A l’instar de la Süddeutsche Zeitung, les quotidiens se montrent plus optimistes que précédemment sur les chances de succès de la COP21, notamment en comparaison avec l’état des négociations en amont de la COP20 à la même période. Sous le titre « pourquoi cela pourrait marcher cette fois », le quotidien de Munich estime ainsi que deux arguments principaux permettent d’espérer un succès : d’une part, des Etats tels que la Chine, l’Inde et les Etats-Unis sont désormais moins réticents à la décarbonisation de leurs économies et, d’autre part, les Etats parties ont tous fait part de leur propension à faire quelque chose pour lutter contre le dérèglement climatique. « Paris pourrait marquer la fin d’un monde, dans lequel les vieux Etats industriels doivent seuls faire baisser leurs émissions, pendant que, dans les ateliers en Asie, on continue à produire allègrement de nouveaux gaz à effet de serre », écrit le journal, qui s’inquiète toutefois que les contributions nationales ne soient pas suffisantes pour respecter l’objectif des deux degrés. La Frankfurter Allgemeine Zeitung salue également les efforts diplomatiques mis en oeuvre, mais ne masque toutefois pas ses craintes sur l’absence de caractère contraignant des contributions nationales et considère que même si la communauté internationale parvenait à trouver un consensus à Paris, elle ne pourrait en constater les effets que « bien longtemps après la conférence ». Le quotidien de Francfort publie également un article mettant en évidence les craintes des industriels allemands à l’égard de la COP21, le président de la fédération de l’industrie allemande (BDI), Ulrich Grillo, ayant estimé qu’« une politique climatique ambitieuse ne doit pas se faire au détriment de la compétitivité des entreprises ».

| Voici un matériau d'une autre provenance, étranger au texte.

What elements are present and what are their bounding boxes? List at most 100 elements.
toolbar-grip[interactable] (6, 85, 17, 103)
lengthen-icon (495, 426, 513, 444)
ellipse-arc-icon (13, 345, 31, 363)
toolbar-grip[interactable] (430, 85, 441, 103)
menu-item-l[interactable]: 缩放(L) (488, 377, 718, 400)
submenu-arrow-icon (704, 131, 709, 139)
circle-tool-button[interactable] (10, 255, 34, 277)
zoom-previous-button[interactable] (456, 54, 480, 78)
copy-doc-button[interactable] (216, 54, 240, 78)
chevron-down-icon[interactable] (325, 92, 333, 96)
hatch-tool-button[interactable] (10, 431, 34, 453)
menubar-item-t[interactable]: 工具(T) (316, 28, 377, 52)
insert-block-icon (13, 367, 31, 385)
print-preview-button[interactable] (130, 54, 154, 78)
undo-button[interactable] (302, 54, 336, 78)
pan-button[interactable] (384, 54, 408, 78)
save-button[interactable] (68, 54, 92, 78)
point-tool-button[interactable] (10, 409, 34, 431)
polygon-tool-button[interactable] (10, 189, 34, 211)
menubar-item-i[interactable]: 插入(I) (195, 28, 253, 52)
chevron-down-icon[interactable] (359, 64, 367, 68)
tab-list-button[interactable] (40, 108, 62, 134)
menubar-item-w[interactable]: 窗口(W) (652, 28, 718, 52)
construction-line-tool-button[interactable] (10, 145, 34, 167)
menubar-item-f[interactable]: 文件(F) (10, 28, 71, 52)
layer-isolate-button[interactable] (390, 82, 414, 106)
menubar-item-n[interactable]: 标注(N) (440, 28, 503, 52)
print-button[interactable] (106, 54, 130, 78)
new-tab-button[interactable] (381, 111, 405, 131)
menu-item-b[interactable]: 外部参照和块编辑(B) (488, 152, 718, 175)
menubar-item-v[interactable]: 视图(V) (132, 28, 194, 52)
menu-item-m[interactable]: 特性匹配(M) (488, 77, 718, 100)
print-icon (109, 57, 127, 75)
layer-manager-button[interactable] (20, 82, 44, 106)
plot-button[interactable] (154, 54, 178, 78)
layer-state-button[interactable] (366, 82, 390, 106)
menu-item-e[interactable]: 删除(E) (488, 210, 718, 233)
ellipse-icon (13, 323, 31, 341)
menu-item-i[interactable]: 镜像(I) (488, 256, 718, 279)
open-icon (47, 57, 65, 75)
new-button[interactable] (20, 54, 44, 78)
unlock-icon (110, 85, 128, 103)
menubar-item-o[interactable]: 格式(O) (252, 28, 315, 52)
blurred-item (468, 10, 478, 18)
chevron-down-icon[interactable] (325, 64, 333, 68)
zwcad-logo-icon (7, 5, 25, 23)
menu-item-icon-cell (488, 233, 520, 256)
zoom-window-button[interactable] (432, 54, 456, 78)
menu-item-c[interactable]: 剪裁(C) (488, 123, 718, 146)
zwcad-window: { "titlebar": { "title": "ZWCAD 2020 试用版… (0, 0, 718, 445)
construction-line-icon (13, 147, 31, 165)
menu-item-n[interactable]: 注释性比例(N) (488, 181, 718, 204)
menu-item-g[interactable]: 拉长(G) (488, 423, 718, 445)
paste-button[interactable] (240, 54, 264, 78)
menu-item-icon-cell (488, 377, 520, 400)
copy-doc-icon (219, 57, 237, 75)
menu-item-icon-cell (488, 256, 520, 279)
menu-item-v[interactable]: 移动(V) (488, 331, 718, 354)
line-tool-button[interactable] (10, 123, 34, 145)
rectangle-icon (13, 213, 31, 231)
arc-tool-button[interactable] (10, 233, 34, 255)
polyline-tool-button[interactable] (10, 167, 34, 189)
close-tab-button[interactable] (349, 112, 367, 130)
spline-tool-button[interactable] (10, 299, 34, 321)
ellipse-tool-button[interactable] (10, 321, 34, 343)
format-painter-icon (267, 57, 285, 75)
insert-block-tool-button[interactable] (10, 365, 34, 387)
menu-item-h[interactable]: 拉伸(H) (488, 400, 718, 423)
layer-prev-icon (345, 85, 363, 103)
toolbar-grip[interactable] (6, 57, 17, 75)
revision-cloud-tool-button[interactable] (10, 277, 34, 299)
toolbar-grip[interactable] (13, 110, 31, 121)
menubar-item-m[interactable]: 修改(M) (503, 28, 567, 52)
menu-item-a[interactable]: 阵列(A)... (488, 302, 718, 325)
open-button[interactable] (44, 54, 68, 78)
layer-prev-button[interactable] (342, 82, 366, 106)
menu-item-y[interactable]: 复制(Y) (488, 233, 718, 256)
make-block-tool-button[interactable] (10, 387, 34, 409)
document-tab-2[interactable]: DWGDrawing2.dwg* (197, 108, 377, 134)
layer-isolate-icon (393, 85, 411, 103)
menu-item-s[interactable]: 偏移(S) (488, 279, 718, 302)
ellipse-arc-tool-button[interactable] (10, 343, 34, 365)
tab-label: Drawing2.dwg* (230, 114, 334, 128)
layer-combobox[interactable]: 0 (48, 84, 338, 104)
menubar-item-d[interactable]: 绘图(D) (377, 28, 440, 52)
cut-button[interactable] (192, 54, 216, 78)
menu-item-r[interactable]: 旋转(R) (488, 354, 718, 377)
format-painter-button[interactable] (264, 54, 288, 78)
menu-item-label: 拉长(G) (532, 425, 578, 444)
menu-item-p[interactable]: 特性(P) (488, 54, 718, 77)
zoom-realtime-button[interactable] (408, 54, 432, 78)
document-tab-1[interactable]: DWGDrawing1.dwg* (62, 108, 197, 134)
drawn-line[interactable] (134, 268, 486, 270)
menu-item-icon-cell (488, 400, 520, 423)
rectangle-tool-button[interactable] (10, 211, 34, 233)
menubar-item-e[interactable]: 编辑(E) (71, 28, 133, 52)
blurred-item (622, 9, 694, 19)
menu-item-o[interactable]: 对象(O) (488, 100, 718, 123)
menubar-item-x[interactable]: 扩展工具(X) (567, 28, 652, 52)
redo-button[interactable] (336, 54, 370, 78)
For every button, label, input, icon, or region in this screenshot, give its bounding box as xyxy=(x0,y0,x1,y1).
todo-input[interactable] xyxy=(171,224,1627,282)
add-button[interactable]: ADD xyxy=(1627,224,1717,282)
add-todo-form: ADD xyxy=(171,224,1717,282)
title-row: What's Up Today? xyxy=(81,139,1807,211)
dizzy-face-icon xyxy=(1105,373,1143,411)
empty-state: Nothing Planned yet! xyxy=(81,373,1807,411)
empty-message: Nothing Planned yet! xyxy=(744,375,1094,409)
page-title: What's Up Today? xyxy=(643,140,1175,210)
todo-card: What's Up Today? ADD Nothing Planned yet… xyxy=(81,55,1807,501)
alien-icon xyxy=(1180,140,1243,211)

Dans un entretien au Handelsblatt, le président de la Banque mondiale, Jim Yong Kim, affirme qu’il ne faut pas seulement craindre, comme conséquences du dérèglement climatique, l’augmentation de sécheresses et d’inondations, mais surtout l’accroissement de la pauvreté, le changement climatique pouvant conduire à ce que plus de 100 millions de personnes se trouvent en situation de pauvreté d’ici 2030.
La presse accorde en outre une couverture importante à l’interdiction de la marche pour le climat à Paris hier et à la mise en place d’un dispositif de sécurité inédit dans la capitale pendant la conférence, deux semaines après les attaques du 13 novembre. Le Handelsblatt souligne les données chiffrées de ce dispositif : près de 16 000 policiers surveillent les visiteurs, un policier pour 2,5 participants, principalement dans le périmètre du Bourget et dans les aéroports./.